Yesterday Basecamp went down. It was the most agonizing way to spend 36 minutes on a Monday morning. (I don’t use Basecamp for personal use, but guess where I do use it? The day job. Where I was trying to get a jump start on prioritizing and planning my week. And I couldn’t access anything. Rawr.) Especially considering that – irony! – we had just spent the last week and a half getting über-organized. So where was everything?
Basecamp.
Sigh.
Unfortunately, this is something that comes with the territory of using online project management. But there are a few things you can do to help mitigate this annoyance…which are, of course, conveniently collected for you below.
Note: this is for instances of “crap, this is down for a few minutes/hours,” not “holy shit it’s completely offline and is never ever coming back.” I’m not paranoid enough to plan for that. And if that happens, honestly I’ll be just as screwed as the rest of y’all.
Always know your priorities
This is why it’s important to stop sucking at priorities. If you always know what your top three priorities are, at any given time, then you know what you need to be working on. You might have to do some thinking and checking of email to be for sure on what your next steps are, so it won’t be as efficient as if you had easy access to things, but you’ll at least be working instead of staring at the computer screen swearing a blue streak.

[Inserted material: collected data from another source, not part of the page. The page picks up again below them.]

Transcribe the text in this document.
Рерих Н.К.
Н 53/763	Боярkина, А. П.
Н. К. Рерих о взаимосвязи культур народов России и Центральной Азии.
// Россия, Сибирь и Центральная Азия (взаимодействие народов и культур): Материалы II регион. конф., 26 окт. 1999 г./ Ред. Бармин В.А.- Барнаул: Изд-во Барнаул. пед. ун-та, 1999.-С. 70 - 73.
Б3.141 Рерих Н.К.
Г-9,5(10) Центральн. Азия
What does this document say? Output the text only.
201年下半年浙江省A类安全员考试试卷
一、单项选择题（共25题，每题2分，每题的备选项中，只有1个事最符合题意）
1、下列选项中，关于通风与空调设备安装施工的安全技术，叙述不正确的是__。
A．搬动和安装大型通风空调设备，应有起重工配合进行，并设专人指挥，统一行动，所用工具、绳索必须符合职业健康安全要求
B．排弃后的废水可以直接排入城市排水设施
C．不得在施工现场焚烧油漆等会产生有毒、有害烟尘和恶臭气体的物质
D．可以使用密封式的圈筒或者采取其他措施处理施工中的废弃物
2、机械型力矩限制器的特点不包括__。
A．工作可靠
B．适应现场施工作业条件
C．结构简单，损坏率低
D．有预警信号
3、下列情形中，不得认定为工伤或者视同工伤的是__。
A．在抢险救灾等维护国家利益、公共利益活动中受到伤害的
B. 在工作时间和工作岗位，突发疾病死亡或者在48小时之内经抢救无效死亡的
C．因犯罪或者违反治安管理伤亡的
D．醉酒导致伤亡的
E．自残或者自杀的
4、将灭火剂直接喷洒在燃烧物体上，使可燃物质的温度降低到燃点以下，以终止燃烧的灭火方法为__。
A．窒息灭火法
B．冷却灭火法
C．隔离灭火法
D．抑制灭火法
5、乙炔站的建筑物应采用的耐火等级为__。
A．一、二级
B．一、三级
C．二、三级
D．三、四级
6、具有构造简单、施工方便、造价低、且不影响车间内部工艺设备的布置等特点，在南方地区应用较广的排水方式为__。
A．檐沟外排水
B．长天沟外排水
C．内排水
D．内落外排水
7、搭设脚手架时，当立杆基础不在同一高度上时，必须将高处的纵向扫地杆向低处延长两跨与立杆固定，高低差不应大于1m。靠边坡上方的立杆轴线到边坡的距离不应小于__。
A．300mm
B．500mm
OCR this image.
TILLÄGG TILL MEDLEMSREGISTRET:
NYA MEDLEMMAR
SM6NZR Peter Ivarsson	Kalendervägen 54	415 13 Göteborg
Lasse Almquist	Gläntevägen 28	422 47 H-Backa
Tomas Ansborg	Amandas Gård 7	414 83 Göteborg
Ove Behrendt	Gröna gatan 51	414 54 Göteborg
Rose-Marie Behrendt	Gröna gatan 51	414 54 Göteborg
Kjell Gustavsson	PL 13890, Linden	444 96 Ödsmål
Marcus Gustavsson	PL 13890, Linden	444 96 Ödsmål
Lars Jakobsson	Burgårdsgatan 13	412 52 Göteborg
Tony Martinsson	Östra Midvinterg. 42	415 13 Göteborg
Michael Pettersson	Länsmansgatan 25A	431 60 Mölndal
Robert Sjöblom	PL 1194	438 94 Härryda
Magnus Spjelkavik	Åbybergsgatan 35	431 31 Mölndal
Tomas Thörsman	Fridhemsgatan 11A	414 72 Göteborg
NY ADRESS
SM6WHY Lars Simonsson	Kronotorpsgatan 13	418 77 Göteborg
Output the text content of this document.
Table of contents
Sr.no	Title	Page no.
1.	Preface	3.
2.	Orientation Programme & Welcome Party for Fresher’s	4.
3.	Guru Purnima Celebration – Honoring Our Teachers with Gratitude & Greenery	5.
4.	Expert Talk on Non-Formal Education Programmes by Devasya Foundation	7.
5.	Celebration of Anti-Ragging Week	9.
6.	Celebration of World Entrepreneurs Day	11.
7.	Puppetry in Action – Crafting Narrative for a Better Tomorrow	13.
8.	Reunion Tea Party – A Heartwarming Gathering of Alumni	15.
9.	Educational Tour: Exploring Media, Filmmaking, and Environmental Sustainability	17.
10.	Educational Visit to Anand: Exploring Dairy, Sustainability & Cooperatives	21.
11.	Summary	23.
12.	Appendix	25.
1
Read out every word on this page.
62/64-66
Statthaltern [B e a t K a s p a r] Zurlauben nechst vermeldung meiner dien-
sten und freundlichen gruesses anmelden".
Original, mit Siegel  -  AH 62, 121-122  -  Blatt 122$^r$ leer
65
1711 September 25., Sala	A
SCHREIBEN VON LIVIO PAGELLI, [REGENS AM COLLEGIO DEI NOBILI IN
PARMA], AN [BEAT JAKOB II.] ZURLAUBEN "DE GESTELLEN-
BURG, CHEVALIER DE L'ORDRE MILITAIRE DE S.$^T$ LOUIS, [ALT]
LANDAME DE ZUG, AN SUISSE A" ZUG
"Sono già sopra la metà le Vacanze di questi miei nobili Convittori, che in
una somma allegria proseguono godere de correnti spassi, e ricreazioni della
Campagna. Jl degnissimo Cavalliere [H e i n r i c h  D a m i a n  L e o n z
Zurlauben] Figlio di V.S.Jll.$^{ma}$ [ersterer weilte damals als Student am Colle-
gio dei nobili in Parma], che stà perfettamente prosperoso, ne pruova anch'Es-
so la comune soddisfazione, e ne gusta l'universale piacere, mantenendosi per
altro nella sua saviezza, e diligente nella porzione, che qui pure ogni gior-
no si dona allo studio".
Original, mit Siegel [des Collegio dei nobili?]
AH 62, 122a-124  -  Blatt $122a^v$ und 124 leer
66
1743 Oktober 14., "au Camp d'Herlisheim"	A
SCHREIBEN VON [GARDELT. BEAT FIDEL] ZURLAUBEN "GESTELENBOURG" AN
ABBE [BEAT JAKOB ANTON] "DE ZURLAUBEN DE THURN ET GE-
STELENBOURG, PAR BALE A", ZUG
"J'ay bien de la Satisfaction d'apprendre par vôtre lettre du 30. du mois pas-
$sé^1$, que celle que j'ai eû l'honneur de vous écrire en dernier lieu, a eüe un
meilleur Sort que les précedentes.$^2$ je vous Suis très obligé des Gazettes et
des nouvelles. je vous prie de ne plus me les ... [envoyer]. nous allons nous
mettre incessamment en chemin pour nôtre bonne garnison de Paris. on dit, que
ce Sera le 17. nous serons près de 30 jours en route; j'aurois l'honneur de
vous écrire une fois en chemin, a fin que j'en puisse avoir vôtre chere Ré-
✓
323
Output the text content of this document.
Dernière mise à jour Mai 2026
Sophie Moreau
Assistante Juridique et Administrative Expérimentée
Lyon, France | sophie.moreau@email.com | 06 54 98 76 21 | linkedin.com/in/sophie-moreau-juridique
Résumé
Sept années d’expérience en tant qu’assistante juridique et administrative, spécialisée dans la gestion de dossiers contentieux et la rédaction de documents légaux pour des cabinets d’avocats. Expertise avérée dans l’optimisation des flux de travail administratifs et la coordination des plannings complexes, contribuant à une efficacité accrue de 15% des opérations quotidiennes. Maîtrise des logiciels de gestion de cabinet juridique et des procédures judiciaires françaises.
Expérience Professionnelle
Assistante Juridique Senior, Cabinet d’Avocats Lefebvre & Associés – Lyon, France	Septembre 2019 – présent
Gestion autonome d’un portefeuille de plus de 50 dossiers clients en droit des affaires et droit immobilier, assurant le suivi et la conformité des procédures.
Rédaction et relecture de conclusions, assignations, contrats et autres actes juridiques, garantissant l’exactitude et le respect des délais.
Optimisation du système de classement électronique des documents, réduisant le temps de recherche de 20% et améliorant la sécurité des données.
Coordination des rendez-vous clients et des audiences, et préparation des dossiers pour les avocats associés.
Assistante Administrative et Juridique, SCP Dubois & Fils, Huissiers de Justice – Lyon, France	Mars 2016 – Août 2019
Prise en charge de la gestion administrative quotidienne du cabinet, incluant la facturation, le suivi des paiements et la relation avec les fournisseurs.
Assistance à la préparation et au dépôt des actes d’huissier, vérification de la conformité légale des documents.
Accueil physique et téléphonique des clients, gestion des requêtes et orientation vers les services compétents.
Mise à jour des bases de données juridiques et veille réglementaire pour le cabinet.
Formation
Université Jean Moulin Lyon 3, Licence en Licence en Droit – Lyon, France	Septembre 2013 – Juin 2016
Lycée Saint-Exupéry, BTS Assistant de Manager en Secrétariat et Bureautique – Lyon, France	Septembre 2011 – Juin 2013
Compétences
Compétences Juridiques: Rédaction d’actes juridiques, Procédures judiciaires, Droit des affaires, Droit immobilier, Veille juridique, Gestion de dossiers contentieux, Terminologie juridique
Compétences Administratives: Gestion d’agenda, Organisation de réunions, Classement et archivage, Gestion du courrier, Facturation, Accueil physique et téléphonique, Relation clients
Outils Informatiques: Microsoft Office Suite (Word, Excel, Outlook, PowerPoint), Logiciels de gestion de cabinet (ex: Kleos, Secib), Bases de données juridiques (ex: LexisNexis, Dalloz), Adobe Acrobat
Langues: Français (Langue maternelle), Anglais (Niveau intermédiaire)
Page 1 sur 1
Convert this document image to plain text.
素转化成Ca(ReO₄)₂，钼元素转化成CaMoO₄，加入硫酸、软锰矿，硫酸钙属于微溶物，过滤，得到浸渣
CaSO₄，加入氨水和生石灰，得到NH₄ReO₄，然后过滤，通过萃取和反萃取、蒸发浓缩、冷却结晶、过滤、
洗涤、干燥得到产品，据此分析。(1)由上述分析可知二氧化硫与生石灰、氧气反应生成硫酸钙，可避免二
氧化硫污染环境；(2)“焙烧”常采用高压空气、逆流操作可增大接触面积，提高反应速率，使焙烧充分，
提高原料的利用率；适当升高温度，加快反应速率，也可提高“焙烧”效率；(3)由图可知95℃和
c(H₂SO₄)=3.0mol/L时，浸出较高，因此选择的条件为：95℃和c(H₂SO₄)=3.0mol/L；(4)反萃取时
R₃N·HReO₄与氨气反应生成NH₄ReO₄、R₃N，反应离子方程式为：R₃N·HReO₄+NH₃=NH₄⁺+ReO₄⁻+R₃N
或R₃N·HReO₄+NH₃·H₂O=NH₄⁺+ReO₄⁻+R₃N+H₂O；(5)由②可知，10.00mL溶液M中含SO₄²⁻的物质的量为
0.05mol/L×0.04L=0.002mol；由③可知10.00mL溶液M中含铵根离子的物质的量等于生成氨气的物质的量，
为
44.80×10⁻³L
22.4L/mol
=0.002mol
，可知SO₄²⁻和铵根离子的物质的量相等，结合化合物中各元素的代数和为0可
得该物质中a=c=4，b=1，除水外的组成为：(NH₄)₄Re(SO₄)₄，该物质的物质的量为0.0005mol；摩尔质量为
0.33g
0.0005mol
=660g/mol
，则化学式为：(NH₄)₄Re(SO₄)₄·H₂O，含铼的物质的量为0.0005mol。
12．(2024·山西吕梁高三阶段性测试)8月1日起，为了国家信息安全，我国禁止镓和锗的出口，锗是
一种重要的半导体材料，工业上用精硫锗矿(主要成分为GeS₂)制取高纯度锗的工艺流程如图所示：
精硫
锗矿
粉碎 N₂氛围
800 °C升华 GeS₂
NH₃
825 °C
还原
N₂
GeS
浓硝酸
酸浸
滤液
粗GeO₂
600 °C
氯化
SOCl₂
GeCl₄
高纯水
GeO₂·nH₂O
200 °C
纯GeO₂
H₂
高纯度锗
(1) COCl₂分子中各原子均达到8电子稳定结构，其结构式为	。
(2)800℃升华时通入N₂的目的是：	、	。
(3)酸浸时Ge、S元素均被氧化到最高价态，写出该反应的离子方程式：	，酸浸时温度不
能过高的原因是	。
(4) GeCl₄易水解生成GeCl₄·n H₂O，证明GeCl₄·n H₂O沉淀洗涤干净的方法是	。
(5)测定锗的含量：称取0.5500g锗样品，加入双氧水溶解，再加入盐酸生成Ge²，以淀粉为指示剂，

Keep at least some of your notes outside
This is where Evernote comes in handy, because it syncs for offline access – so you can access some version of your notes wherever you’re at, as long as you have your phone/tablet/computer with you (and how often is that not the case? be honest!). You can also use Google Docs with offline access, or – stay with me here – a notebook. (These are my favorite.) As long as you’re keeping said notebook organized, of course. (More on that coming soon.)
Use task tools with offline access
Unfortunately, there aren’t a lot of really good tools that include offline access/syncing. And even then, you’ll want to make sure it syncs on your phone or tablet pretty regularly – otherwise, you’ll just wind up looking at your to-do’s and notes from three weeks ago, and that’s no bueno. Here’s three options:
Wrike: It looks like the mobile apps sync for offline access.
Droptask: Okay, I have got to review this. That aside, same as Wrike – the mobile apps provide offline access.
Daylite by Marketcircle: Which is one of the only well-designed project management/productivity tools that isn’t made primarily for functioning in the cloud.
That’s all I got. I guess there’s always the handy-dandy option of keeping everything analog…but y’all know how I feel about that option!